Trucks carry Syrian civilians away from the combat zones in rural Idlib and Aleppo. [Photo courtesy of Idlib Plus]

Civilians in northern Syria already face hardships and difficult conditions after more than eight years of war, and internally displaced persons (IDPs) even more so, he said.

Among the most pressing problem is a near-total lack of organised aid from the major international organisations, he said.

Local relief efforts

"Though local relief efforts organised by activists on the ground are modest and limited in scale, they are beginning to make a clear difference," al-Idlibi said.

These include the collection of cash and in-kind donations, as well as individual initiatives, such as providing free food and bread to the displaced population, he said.

Supplies of basic commodities and food items are gradually being depleted, however, he said, as the civilian population of northern Syria has swelled to more than three million.

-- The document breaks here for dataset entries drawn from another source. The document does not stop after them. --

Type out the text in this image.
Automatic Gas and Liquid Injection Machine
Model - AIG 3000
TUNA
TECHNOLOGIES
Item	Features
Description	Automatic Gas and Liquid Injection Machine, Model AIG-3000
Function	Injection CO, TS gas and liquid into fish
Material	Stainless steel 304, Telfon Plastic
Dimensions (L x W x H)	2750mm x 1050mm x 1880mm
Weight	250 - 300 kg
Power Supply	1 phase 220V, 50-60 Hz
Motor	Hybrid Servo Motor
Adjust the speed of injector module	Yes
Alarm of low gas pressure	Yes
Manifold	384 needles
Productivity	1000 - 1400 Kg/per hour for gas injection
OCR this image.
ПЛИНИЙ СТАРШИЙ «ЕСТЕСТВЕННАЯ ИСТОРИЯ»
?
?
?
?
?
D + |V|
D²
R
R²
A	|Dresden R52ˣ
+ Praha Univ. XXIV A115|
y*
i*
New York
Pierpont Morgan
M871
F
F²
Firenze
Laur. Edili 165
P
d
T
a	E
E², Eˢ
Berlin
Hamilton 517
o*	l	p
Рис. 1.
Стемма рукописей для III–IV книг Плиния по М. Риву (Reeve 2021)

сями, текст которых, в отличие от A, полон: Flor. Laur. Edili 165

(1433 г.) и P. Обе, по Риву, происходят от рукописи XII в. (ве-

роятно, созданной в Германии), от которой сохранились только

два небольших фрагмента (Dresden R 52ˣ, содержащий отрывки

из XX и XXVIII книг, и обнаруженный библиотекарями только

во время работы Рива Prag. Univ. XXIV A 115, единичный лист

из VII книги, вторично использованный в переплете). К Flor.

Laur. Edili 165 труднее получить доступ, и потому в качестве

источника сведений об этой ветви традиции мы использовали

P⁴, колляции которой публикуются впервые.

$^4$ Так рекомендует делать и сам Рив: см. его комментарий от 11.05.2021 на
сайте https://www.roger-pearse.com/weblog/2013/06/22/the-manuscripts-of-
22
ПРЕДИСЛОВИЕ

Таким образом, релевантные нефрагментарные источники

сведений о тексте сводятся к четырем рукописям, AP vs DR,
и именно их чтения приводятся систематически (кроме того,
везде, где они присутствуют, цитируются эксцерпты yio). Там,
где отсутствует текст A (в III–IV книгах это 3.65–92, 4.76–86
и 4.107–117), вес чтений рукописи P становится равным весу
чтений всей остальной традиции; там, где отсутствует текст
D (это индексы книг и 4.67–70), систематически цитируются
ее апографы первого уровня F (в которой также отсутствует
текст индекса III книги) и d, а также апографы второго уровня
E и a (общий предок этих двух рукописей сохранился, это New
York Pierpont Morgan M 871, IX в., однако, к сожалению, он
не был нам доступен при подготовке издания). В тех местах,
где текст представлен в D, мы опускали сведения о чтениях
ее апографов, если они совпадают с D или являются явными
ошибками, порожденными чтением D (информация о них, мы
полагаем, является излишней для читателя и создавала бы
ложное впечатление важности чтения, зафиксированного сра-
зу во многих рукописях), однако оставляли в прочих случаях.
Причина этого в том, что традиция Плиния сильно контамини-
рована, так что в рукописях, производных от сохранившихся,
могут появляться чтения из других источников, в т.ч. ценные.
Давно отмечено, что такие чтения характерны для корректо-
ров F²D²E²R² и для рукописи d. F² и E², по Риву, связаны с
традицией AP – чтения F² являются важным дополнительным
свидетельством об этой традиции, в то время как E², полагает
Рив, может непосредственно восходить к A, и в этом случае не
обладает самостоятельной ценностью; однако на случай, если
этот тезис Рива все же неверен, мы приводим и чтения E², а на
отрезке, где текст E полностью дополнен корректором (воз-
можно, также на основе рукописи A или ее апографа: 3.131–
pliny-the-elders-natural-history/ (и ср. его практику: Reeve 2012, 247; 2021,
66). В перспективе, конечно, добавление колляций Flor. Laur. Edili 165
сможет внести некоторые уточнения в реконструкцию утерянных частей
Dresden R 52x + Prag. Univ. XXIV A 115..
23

Conditions in the informal camps are dire, he said, as health care is almost completely lacking and there is an acute shortage of food and mazout (heating oil) amid freezing temperatures.

Several deaths have been recorded, he noted, with the elderly and children particularly vulnerable to the cold.

Additionally, 12 children and three women contracted food poisoning in a camp near the Turkish border after eating spoiled food, and were transferred by the White Helmets to a medical post for treatment.